Let’s find it out in this post…


Let get right into it…

As always (and maybe you already have it up and running!?)…spin up your machine and login to your most favorite organization and open you workspace with corresponding project.

We’ll start with a simple ‘project’ entity that has a property ‘name’ of type ‘Text’ with a field length of (default) 64. We also add all the default building blocks, so we can test this entity in runtime; So, a ‘Default’ and ‘Create’ form (and maybe a layout!?) and a default ‘All projects’ list.

Just create some instances in runtime, so you get a result like this:

decrease_001

Yes, that test000…2 is of length 64!

Maybe interesting to also have a view on database level?…For this we have the tool HeidiSQL. After installation, you can start up the tool to make a connection to (in our case) the PostgreSQL database on our VM:

decrease_002

Open the ‘public’ domain of the database and open the table (in my case ‘o2appworkstipsappworksproject’) for an overview of columns. There we also see our ‘name’ property of type ‘VARCHAR’ and a length of 64…As expected!

decrease_003

And after the execution of this query you get a nice overview that we can double check when we start changing things. Especially that ‘name’ column will be interesting to watch!

decrease_004

Ready for some hacking? 💪


Update the field length (Increase!)

Back to design-time and opening our ‘project’ entity…

Let’s increase that field length to 128!?

decrease_005

Save, publish, and test in runtime!

Can we still see/use all our project instances?…Yes we can…Lucky us!

And can we add extra values to the ‘test000…2’ instance?…For sure, we can!

decrease_006

What happened in the database?…Well, after a disconnection and reconnect we see what we expected!…Size 128!

decrease_007

So far…so good…Now for the next section…Do you feel the adrenaline! 😅


Update the field length (Decrease!)

Now update that field back to the original length of 64!!…Yeah…Don’t blame me…Blame the ‘Analyst guy’!

Save, publish, and refresh in runtime!

There you have it…

decrease_008

As expected I would say…

This also means our ‘long’ value is still available in the database!…Let’s check it out…

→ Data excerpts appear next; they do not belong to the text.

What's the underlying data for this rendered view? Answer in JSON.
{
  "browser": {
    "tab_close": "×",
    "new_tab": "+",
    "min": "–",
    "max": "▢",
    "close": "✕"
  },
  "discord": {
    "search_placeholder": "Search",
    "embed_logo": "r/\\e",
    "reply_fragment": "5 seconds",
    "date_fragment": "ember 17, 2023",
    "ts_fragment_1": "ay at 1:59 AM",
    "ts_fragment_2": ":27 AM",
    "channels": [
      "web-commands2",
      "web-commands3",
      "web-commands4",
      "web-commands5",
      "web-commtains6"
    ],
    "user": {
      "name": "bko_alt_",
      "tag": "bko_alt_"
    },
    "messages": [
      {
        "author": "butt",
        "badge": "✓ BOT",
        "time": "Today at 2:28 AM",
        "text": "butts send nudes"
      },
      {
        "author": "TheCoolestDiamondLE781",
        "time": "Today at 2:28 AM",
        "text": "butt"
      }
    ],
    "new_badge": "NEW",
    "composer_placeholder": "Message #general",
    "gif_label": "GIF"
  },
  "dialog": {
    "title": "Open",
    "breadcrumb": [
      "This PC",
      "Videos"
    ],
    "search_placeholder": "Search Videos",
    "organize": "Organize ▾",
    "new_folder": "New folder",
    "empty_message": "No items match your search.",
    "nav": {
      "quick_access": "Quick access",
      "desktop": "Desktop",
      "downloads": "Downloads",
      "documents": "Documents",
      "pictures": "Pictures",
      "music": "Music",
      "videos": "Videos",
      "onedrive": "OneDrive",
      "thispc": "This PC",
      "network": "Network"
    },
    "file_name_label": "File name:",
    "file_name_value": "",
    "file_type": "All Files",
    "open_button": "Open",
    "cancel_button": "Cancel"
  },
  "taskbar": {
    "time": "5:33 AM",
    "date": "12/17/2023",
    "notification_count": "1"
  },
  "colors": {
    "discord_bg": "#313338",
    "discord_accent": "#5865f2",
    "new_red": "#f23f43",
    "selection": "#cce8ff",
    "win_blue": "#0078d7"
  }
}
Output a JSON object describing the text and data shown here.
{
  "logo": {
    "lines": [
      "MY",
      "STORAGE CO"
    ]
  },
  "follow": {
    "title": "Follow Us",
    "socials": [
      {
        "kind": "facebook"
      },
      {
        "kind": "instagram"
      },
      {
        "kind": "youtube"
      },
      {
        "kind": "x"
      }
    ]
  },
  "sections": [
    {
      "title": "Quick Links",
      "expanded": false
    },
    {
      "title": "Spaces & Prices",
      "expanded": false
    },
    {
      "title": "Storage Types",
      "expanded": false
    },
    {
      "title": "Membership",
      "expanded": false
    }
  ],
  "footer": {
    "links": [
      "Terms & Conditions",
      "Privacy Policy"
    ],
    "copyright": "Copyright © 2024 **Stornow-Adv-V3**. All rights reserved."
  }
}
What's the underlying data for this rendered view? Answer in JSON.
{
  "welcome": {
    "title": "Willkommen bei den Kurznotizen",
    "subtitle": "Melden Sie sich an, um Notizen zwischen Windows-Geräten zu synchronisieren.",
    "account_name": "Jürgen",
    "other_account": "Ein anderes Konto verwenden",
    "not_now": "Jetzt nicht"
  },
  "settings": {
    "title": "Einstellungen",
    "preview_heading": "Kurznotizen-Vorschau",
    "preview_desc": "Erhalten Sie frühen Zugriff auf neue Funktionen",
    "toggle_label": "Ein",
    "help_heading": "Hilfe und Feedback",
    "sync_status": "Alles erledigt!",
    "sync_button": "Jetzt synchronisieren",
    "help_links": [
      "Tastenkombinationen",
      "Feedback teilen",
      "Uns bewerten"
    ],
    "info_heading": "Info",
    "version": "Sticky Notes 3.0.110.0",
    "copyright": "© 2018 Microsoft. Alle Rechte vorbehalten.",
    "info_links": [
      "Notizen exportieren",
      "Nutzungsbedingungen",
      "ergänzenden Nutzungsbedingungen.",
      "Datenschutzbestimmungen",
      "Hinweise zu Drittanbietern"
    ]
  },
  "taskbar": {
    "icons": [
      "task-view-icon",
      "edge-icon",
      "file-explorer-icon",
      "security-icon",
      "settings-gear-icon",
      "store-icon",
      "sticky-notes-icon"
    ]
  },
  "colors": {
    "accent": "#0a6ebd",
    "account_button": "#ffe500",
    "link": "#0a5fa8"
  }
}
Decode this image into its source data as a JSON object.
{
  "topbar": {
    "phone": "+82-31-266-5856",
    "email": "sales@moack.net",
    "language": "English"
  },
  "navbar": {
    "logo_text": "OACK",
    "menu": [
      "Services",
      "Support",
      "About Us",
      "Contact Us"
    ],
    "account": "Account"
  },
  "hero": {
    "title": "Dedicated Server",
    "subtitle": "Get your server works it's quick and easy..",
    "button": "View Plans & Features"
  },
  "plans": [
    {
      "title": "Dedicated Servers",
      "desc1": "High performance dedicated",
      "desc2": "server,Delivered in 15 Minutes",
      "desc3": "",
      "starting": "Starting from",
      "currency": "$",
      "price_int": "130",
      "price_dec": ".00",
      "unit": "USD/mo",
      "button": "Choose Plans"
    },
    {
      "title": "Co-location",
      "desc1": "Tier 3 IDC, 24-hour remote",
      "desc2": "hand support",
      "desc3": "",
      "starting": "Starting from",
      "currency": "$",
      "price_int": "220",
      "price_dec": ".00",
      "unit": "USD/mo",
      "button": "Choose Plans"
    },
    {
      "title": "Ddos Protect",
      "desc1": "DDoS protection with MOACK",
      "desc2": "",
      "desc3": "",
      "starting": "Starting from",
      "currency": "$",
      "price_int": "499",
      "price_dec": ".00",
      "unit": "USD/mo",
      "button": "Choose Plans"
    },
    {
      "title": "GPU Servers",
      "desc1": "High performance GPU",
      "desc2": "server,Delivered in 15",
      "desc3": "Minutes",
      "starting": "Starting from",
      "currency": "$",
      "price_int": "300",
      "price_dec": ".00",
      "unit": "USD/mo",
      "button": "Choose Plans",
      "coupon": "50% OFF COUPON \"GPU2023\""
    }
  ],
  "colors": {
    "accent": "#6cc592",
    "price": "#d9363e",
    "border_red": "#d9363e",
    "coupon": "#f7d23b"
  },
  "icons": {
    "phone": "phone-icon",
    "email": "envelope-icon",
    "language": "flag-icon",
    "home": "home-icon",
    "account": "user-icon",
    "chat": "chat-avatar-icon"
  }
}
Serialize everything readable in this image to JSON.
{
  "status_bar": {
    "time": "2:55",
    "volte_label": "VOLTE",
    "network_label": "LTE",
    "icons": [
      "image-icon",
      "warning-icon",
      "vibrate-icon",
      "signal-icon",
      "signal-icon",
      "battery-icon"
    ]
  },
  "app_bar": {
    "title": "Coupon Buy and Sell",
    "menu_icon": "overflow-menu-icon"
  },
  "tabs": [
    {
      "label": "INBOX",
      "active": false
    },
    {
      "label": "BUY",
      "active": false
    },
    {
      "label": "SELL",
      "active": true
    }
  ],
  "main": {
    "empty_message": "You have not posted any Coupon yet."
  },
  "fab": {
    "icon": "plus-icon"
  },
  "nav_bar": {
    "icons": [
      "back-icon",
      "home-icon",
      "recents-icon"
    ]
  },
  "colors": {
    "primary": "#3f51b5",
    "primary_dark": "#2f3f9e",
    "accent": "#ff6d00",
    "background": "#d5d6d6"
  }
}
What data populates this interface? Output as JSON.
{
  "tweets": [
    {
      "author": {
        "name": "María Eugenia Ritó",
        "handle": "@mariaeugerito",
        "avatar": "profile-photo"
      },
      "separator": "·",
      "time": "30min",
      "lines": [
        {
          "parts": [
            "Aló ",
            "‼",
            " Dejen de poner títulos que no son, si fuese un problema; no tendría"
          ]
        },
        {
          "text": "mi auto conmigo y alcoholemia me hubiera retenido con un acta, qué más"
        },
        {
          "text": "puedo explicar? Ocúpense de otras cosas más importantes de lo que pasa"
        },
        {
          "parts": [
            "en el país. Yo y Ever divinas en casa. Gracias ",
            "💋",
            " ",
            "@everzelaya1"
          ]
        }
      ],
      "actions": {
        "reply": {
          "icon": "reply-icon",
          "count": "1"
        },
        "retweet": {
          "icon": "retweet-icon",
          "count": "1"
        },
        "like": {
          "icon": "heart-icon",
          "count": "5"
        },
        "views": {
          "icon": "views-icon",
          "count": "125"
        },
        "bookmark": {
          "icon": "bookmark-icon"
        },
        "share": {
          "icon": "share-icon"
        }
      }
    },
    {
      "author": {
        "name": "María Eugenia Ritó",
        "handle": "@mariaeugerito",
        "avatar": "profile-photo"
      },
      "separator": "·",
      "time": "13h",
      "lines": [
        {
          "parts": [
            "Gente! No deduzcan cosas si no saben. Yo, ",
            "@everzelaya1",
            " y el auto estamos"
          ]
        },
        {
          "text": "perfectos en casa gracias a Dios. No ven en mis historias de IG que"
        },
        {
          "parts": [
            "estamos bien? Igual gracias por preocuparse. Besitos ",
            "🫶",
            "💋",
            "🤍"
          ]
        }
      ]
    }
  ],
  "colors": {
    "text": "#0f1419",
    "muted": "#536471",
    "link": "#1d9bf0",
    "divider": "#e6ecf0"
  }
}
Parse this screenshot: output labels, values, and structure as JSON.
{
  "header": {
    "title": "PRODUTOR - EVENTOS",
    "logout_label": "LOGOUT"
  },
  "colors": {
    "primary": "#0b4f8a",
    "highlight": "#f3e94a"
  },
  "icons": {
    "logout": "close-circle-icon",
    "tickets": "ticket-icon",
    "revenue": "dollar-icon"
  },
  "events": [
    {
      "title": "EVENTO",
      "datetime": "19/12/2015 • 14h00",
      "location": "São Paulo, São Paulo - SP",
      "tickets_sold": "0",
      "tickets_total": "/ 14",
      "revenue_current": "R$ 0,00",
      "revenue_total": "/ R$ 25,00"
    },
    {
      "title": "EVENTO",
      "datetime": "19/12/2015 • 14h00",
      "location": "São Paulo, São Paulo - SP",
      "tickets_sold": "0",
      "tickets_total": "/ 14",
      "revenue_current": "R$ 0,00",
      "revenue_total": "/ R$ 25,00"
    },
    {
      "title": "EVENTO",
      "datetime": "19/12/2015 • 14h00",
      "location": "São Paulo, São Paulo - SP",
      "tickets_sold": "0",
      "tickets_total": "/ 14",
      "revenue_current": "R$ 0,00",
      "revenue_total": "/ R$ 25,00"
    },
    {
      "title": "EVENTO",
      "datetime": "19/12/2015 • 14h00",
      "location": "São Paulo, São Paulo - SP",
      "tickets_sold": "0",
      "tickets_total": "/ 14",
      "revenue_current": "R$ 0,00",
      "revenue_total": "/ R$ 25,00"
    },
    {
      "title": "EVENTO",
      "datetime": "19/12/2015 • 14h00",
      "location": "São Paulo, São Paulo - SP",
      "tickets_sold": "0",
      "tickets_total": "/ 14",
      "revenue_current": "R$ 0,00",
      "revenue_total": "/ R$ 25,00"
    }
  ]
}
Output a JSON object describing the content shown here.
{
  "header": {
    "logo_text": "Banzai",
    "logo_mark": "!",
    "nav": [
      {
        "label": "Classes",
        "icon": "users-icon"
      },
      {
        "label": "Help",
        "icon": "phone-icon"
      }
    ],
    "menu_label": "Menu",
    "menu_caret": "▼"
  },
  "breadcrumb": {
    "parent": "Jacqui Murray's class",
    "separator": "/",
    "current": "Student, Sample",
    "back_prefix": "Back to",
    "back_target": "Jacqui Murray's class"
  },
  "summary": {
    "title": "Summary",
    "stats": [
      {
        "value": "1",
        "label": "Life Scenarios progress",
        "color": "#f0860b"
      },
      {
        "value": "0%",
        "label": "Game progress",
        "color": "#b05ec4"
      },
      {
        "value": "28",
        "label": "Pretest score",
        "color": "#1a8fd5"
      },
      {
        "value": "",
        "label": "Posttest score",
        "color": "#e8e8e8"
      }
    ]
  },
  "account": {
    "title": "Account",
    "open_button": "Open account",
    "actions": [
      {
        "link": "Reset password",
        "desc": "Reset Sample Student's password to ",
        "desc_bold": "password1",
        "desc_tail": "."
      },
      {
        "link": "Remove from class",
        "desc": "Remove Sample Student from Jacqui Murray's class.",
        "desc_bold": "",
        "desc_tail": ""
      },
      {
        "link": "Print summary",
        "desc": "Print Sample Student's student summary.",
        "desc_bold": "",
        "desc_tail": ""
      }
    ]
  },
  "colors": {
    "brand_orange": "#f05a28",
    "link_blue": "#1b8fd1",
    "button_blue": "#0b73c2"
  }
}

Well…our column ‘name’ is still size 128!?

And that query for the results?…Well, that provides us with the last saved value…Lucky again for us as the data is still intact!

decrease_009

Ok…Update that value in the database and bring it back to a size 64…Is it working again in runtime?…Ohww yeah…It’s working again without an error in runtime!

Can we update the value in runtime and make it longer again…Well, not at all as we made it 64 and that is checked by the platform field validation! So your typing will stop when you reach size 64.

Now we’ve created some inconsistency in the database where the database is telling us the ‘name’ column can have size 128, but runtime can only handle size 64…You get the point…right?

You can solve this on database level where we need to update that name column back to size 64…also here…You can only update this when the values in the column don’t exceed that size you have in mind…


Well, looks like a “DONE” to me and good to see that our AppWorks platform is solid enough to handle a change like this. Also, the decreasing of the ‘Text’ property size is working fine. We tried all kinds of updates, and we see that the data in the database will never be manipulated. That is also a solid solution as we leave this value change at our customer who needs to decide what needs to happen!